La verdad, no me imagino que los grandes maestros que hicieron historia por su labor pedagógica y entrega vocacional, hayan tenido que vender bollitos pelones en el mercado para redondearse el sueldo. Los maestros de escuela y profesores de bachillerato no han sido históricamente los profesionales mejor pagados, pero entiendo que nunca vivieron al borde de la indigencia.

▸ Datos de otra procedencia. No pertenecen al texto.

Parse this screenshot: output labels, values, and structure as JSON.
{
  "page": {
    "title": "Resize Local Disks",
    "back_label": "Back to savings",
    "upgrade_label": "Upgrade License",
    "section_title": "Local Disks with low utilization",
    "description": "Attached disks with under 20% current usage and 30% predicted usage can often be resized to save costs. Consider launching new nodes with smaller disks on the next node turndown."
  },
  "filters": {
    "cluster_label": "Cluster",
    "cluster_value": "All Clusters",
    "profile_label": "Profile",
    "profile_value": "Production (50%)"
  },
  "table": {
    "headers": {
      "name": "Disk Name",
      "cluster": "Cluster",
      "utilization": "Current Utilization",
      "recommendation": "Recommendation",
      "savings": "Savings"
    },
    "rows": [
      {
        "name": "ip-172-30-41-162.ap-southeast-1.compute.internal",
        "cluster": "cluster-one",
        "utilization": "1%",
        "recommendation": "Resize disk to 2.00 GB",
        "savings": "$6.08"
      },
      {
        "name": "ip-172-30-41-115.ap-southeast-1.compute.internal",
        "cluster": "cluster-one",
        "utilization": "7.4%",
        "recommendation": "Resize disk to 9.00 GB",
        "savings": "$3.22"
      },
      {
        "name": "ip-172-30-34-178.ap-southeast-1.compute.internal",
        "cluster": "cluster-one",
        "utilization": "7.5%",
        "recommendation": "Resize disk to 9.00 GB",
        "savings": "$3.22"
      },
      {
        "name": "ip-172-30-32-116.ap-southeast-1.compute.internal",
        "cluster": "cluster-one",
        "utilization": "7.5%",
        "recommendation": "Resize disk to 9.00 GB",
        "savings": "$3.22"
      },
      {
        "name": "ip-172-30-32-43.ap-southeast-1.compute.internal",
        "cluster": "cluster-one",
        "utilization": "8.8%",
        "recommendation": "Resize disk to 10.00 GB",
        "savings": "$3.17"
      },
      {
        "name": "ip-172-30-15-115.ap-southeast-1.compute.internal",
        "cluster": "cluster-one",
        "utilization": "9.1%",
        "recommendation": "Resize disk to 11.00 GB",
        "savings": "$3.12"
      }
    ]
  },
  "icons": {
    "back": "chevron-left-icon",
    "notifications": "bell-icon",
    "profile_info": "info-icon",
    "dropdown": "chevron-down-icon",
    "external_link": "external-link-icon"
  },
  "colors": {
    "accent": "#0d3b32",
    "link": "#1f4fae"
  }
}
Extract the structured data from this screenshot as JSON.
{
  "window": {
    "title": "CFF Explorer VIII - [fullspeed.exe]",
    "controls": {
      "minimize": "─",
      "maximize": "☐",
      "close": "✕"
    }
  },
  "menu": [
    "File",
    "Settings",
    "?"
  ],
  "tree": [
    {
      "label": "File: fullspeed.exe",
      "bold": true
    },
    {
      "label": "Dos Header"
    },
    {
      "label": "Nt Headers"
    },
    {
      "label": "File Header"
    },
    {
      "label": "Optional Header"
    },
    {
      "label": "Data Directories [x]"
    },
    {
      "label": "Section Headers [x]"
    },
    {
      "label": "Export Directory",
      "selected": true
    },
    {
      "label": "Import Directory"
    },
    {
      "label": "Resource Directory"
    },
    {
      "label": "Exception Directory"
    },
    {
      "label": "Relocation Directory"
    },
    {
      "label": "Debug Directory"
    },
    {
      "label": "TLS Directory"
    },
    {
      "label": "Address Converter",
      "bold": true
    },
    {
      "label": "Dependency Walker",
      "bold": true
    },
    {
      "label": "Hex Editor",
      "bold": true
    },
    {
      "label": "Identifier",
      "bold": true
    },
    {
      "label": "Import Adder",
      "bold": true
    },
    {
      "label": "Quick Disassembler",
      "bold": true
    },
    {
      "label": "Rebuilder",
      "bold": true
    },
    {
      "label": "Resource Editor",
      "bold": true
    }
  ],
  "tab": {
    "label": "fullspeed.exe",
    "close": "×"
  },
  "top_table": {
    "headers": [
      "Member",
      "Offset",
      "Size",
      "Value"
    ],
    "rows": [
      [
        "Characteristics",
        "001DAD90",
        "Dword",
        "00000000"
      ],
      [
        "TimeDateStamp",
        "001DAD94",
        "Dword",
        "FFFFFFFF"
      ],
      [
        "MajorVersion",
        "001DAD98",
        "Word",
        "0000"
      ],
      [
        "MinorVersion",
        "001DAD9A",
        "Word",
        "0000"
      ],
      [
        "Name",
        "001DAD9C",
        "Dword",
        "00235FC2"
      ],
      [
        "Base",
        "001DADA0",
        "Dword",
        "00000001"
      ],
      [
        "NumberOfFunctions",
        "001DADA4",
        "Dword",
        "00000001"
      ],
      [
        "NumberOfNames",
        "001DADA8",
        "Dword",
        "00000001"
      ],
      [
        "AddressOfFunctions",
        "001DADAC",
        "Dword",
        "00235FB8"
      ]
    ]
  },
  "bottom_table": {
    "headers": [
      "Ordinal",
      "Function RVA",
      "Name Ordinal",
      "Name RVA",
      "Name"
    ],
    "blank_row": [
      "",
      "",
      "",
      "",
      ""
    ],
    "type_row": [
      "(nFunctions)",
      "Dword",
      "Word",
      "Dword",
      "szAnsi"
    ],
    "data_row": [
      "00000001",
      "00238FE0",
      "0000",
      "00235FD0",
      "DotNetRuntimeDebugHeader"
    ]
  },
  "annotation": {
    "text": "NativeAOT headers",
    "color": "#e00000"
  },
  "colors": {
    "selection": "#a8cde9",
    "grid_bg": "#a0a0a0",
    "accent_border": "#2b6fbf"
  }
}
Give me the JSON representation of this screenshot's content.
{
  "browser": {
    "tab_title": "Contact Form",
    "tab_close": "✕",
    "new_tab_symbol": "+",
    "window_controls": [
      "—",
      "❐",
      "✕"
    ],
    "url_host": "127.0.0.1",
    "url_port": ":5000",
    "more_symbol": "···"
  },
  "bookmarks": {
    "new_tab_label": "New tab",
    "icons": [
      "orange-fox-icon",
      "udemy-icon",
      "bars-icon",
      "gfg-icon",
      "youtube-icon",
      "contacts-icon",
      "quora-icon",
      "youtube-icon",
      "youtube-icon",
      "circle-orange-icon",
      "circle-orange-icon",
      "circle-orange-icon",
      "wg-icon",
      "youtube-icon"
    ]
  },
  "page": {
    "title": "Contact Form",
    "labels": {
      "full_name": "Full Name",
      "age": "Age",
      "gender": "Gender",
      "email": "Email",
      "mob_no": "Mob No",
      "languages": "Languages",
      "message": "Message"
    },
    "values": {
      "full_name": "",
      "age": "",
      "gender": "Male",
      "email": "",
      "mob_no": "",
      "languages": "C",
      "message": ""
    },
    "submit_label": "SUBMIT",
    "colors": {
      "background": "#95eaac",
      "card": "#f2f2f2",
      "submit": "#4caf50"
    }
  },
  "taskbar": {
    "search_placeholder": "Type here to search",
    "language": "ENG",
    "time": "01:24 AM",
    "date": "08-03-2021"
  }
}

Me viene a la mente el caso de Don Simón Rodríguez. En 1791 fue nombrado maestro de primeras letras en la escuela pública de Caracas con un salario de 100 pesos. Ese sueldo le rendía tanto, que llegó a tener un emprendimiento que le generaba algo extra. Montó un taller donde fabricaba y vendía velas de sebo, jabón y otros productos. Quizás no ganaba más que los militares y hacendados de la época, pero vivía decentemente. No recuerdo alguna anécdota de su vida, donde haya tenido que dejar de asistir a sus clases, por no contar con dinero para la comida y el traslado.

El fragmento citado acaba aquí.